Mart 2011'de başlayan intifada, 50 yıldır böyle bir zulüm cenderesinde kıvranmaya mahkum edilmiş, manen öldürülmüş bir halkın; artık maddi ölümü de hiçe sayarak kendiliğinden başlattığı bir varlık – yokluk mücadelesi olup, böyle gaddar bir rejime karşı normal bir halkın kıyama kalkabilmesi asla mümkün değildi zaten.
Suriye'yi İslam Birliği Kurtaracakmış!
Suriye'deki 21 olduğu tahmin edilen işkence merkezlerinden sadece birine ait olup, işkence ve açlık ile katledilen 11 bin kişiye ait 55 bin fotoğraf aslında yukarıda bahsettiğimiz gerçeklerin, yani malumun bir ilanı idi ve bizi hiç şaşırtmadı.
Bu fotoğrafları İslami duyarlılık sahibi gazeteler Salı günü yayınlarken, Ulusolcu Esedsever yerli Baasçı medya tarafından bu gün değin görmezden gelindi. Milli Gazete vahşet fotoğraflarını Salı günkü baskıya yetişemediğinden olsa gerek, diğer gazetelerden bir gün sonra (22 Ocak 2014 Çarşamba günü) ilk sayfadan tam sayfa yayınladığı gün attığı manşet, Cenevre değil islam birliği idi.

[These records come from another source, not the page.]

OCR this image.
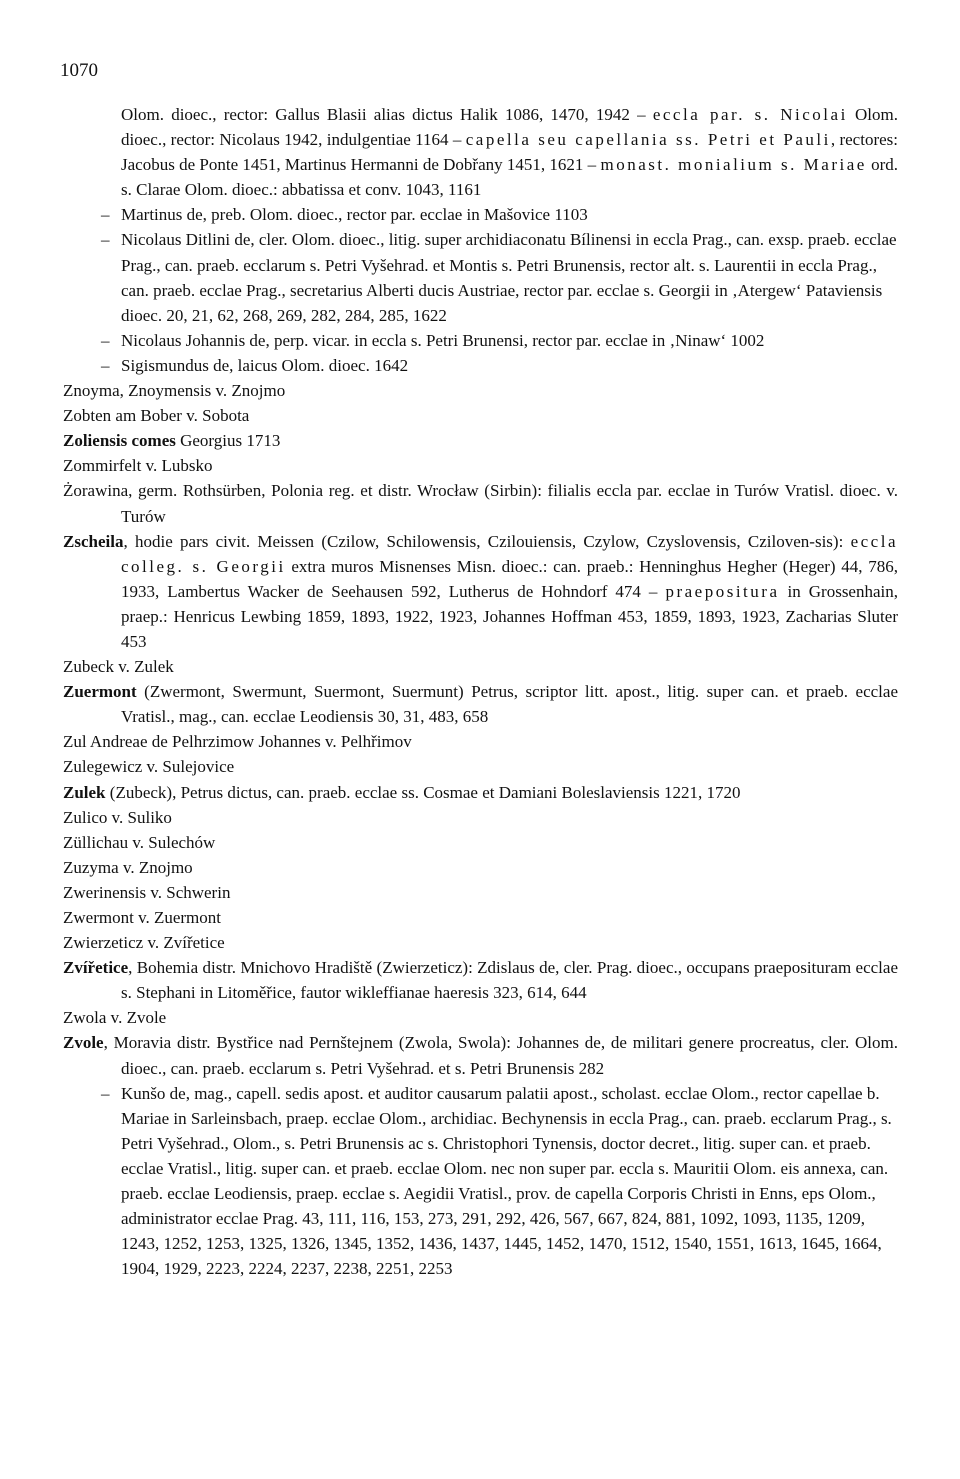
1070
Olom. dioec., rector: Gallus Blasii alias dictus Halik 1086, 1470, 1942 – eccla par. s. Nicolai Olom. dioec., rector: Nicolaus 1942, indulgentiae 1164 – capella seu capellania ss. Petri et Pauli, rectores: Jacobus de Ponte 1451, Martinus Hermanni de Dobřany 1451, 1621 – monast. monialium s. Mariae ord. s. Clarae Olom. dioec.: abbatissa et conv. 1043, 1161
– Martinus de, preb. Olom. dioec., rector par. ecclae in Mašovice 1103
– Nicolaus Ditlini de, cler. Olom. dioec., litig. super archidiaconatu Bílinensi in eccla Prag., can. exsp. praeb. ecclae Prag., can. praeb. ecclarum s. Petri Vyšehrad. et Montis s. Petri Brunensis, rector alt. s. Laurentii in eccla Prag., can. praeb. ecclae Prag., secretarius Alberti ducis Austriae, rector par. ecclae s. Georgii in ‚Atergew‘ Pataviensis dioec. 20, 21, 62, 268, 269, 282, 284, 285, 1622
– Nicolaus Johannis de, perp. vicar. in eccla s. Petri Brunensi, rector par. ecclae in ‚Ninaw‘ 1002
– Sigismundus de, laicus Olom. dioec. 1642
Znoyma, Znoymensis v. Znojmo
Zobten am Bober v. Sobota
Zoliensis comes Georgius 1713
Zommirfelt v. Lubsko
Żorawina, germ. Rothsürben, Polonia reg. et distr. Wrocław (Sirbin): filialis eccla par. ecclae in Turów Vratisl. dioec. v. Turów
Zscheila, hodie pars civit. Meissen (Czilow, Schilowensis, Czilouiensis, Czylow, Czyslovensis, Cziloven-sis): eccla colleg. s. Georgii extra muros Misnenses Misn. dioec.: can. praeb.: Henninghus Hegher (Heger) 44, 786, 1933, Lambertus Wacker de Seehausen 592, Lutherus de Hohndorf 474 – praepositura in Grossenhain, praep.: Henricus Lewbing 1859, 1893, 1922, 1923, Johannes Hoffman 453, 1859, 1893, 1923, Zacharias Sluter 453
Zubeck v. Zulek
Zuermont (Zwermont, Swermunt, Suermont, Suermunt) Petrus, scriptor litt. apost., litig. super can. et praeb. ecclae Vratisl., mag., can. ecclae Leodiensis 30, 31, 483, 658
Zul Andreae de Pelhrzimow Johannes v. Pelhřimov
Zulegewicz v. Sulejovice
Zulek (Zubeck), Petrus dictus, can. praeb. ecclae ss. Cosmae et Damiani Boleslaviensis 1221, 1720
Zulico v. Suliko
Züllichau v. Sulechów
Zuzyma v. Znojmo
Zwerinensis v. Schwerin
Zwermont v. Zuermont
Zwierzeticz v. Zvířetice
Zvířetice, Bohemia distr. Mnichovo Hradiště (Zwierzeticz): Zdislaus de, cler. Prag. dioec., occupans praeposituram ecclae s. Stephani in Litoměřice, fautor wikleffianae haeresis 323, 614, 644
Zwola v. Zvole
Zvole, Moravia distr. Bystřice nad Pernštejnem (Zwola, Swola): Johannes de, de militari genere procreatus, cler. Olom. dioec., can. praeb. ecclarum s. Petri Vyšehrad. et s. Petri Brunensis 282
– Kunšo de, mag., capell. sedis apost. et auditor causarum palatii apost., scholast. ecclae Olom., rector capellae b. Mariae in Sarleinsbach, praep. ecclae Olom., archidiac. Bechynensis in eccla Prag., can. praeb. ecclarum Prag., s. Petri Vyšehrad., Olom., s. Petri Brunensis ac s. Christophori Tynensis, doctor decret., litig. super can. et praeb. ecclae Vratisl., litig. super can. et praeb. ecclae Olom. nec non super par. eccla s. Mauritii Olom. eis annexa, can. praeb. ecclae Leodiensis, praep. ecclae s. Aegidii Vratisl., prov. de capella Corporis Christi in Enns, eps Olom., administrator ecclae Prag. 43, 111, 116, 153, 273, 291, 292, 426, 567, 667, 824, 881, 1092, 1093, 1135, 1209, 1243, 1252, 1253, 1325, 1326, 1345, 1352, 1436, 1437, 1445, 1452, 1470, 1512, 1540, 1551, 1613, 1645, 1664, 1904, 1929, 2223, 2224, 2237, 2238, 2251, 2253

Gazetenin manşet haberinde, Suriye'de ve dünyanın her yerinde bu tür Müslüman katliamlarını bir daha yaşamak istemiyorsak, uğraş verilecek zeminin ve çözümün tek adresinin İslam Birliği olduğu vurgusu öne çıkarılıyordu.

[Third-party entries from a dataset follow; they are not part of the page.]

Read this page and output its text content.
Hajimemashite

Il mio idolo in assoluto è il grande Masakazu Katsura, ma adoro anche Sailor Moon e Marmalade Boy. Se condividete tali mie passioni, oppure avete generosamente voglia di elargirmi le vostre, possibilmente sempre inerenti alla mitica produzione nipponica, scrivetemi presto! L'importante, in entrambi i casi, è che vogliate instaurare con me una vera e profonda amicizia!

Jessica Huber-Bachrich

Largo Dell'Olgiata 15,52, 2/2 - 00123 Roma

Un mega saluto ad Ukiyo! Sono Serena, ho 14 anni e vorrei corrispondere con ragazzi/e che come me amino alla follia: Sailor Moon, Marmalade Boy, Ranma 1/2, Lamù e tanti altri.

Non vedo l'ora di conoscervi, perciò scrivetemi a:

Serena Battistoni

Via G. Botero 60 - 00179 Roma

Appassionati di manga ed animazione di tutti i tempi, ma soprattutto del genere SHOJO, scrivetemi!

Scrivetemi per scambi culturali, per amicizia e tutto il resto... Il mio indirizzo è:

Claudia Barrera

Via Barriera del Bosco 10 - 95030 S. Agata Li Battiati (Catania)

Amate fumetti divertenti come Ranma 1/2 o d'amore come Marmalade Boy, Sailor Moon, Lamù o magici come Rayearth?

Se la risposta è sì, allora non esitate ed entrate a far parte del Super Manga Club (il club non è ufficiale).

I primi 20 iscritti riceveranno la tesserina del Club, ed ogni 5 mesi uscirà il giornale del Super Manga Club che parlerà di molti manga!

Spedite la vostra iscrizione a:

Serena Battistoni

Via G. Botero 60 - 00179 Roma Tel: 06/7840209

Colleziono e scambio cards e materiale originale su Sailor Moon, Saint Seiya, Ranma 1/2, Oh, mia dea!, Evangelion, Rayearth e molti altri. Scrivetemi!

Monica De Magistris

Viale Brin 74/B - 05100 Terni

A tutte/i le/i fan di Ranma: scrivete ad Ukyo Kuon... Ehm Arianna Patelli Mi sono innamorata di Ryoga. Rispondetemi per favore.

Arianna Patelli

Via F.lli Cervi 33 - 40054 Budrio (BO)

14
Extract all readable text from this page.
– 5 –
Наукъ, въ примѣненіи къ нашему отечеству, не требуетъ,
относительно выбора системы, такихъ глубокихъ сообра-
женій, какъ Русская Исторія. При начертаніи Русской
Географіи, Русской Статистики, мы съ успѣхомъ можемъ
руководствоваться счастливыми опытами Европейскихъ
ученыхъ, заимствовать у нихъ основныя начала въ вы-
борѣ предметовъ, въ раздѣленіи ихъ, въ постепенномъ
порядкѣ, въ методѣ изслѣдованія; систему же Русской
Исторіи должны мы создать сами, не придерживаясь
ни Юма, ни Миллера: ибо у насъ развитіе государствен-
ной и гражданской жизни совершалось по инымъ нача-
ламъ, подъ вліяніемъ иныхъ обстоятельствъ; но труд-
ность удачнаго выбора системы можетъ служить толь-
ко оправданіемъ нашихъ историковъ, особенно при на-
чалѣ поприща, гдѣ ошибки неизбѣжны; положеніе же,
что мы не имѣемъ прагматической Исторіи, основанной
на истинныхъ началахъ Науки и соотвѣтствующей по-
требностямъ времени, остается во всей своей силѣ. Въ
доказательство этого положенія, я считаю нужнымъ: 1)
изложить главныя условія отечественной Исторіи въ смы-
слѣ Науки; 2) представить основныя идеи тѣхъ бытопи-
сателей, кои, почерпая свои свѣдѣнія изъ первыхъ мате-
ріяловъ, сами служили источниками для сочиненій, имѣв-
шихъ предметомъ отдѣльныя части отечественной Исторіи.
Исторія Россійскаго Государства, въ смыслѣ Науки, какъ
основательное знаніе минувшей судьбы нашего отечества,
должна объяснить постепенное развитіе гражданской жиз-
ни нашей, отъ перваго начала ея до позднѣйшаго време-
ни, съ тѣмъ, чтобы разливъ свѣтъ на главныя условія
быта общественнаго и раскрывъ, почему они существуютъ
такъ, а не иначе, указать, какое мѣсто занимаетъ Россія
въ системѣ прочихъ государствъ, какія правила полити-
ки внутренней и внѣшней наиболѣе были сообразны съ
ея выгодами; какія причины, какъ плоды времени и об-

Bizlerde çözümün Cenevre olmadığını, batılıların Suriye'de Müslümanlardan yana çözüm istemediğini söyleyip duruyoruz direnişin ilk gününden beri. Lakin Milli Gazetenin çözüm adresi de bize hiçte makul ve gerçekçi gelmiyor.
Batılılar Kötüde Batı Maşaları İyi mi?
Batılıların Suriye dahil hiçbir İslam memleketinde çözüm istemediği doğru. Doğru ama İslam memleketlerinin başlarındaki batının gönüllü maşaları konumunda olan sivil ve askeri diktatörler ile, Suriye intifadasına başlayana değin tek bağımsız İslam devleti olarak gördüğümüz, Suriye intifadasında Şia fanatizmiyle Esed'i sonuna kadar destekleyerek ümmete ihanet eden İran 'mı kuracak bu İslam birliğini?

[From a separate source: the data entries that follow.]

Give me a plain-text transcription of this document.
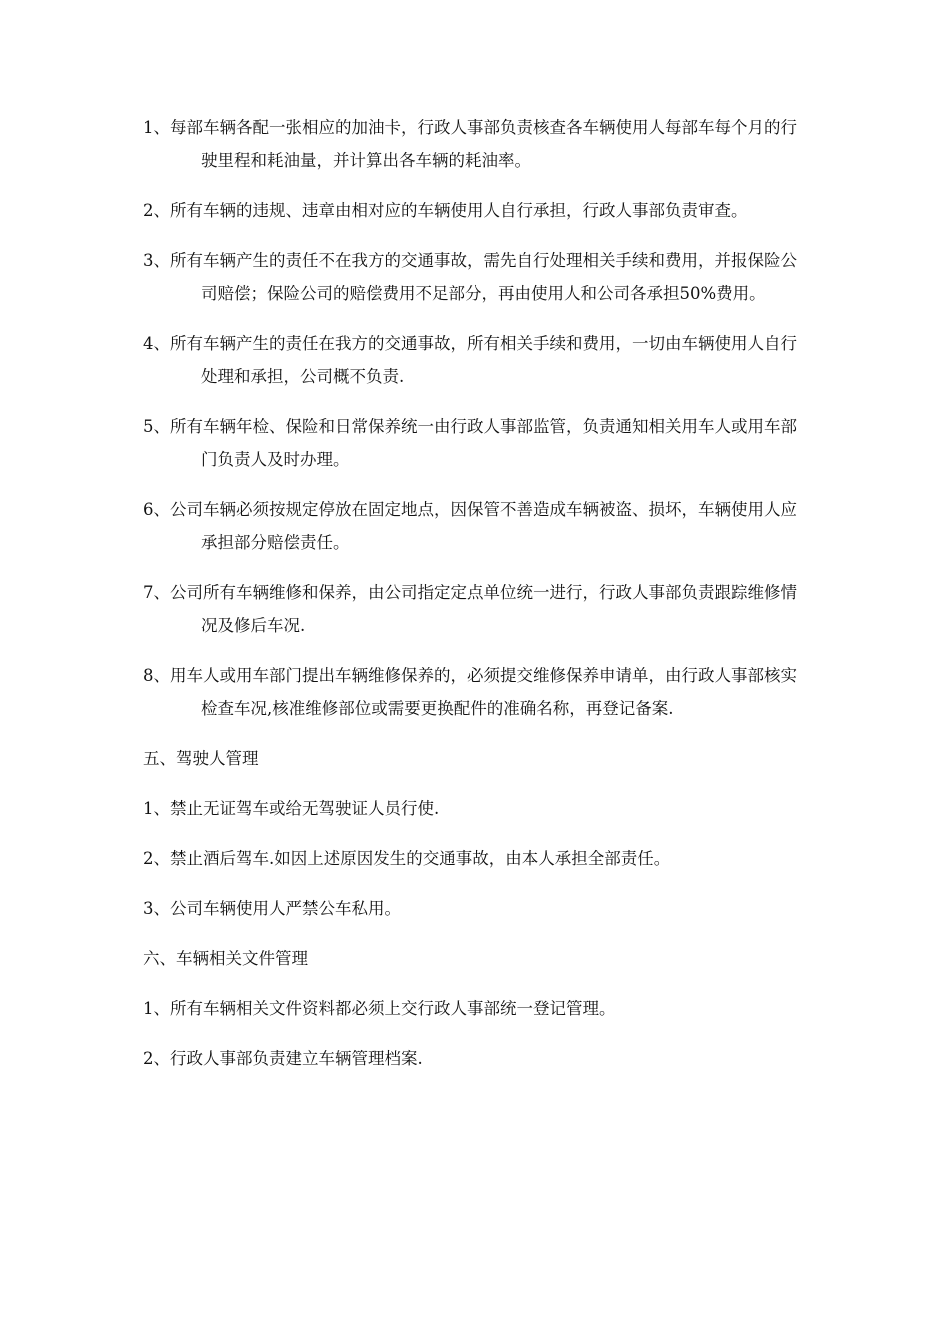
1、每部车辆各配一张相应的加油卡，行政人事部负责核查各车辆使用人每部车每个月的行驶里程和耗油量，并计算出各车辆的耗油率。

2、所有车辆的违规、违章由相对应的车辆使用人自行承担，行政人事部负责审查。

3、所有车辆产生的责任不在我方的交通事故，需先自行处理相关手续和费用，并报保险公司赔偿；保险公司的赔偿费用不足部分，再由使用人和公司各承担50%费用。

4、所有车辆产生的责任在我方的交通事故，所有相关手续和费用，一切由车辆使用人自行处理和承担，公司概不负责.

5、所有车辆年检、保险和日常保养统一由行政人事部监管，负责通知相关用车人或用车部门负责人及时办理。

6、公司车辆必须按规定停放在固定地点，因保管不善造成车辆被盗、损坏，车辆使用人应承担部分赔偿责任。

7、公司所有车辆维修和保养，由公司指定定点单位统一进行，行政人事部负责跟踪维修情况及修后车况.

8、用车人或用车部门提出车辆维修保养的，必须提交维修保养申请单，由行政人事部核实检查车况,核准维修部位或需要更换配件的准确名称，再登记备案.

五、驾驶人管理

1、禁止无证驾车或给无驾驶证人员行使.

2、禁止酒后驾车.如因上述原因发生的交通事故，由本人承担全部责任。

3、公司车辆使用人严禁公车私用。

六、车辆相关文件管理

1、所有车辆相关文件资料都必须上交行政人事部统一登记管理。

2、行政人事部负责建立车辆管理档案.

O İran ki, manşette verilen işkence fotoğraflarında katledildiği bildirilen 11 mazlum ile sayıları bilinmeyen onbinlerce mazlumun, savaşlarda katledilen çoluk çocuk on binlerce sivilin katliamının dolaylı ve direkt suç ortağıdır.
Biz de istiyoruz bu zulüm ve katliamların bir an önce son bulmasını. Lakin Allah aşkına Milli Gazete bu konuda pratikte mümkün olan hangi çözüm önerisini sunuyor?
Suriye Halkını Kim Kurtaracak
Pratik bir öneri sunun. Kim kurtaracak Suriye halkını bu zulüm ve katliamlardan. Beraber İslam Birliğini kurmayı düşündüğünüz Ürdün ya da Suudi kralımı, Mısır askeri diktatörü Sisi yada Bangladeş sivil diktatörü Şeyh Hasina mı? Yoksa Esed Liderliğindeki Baas çetesi de bu birliğin üyesi mi olacak?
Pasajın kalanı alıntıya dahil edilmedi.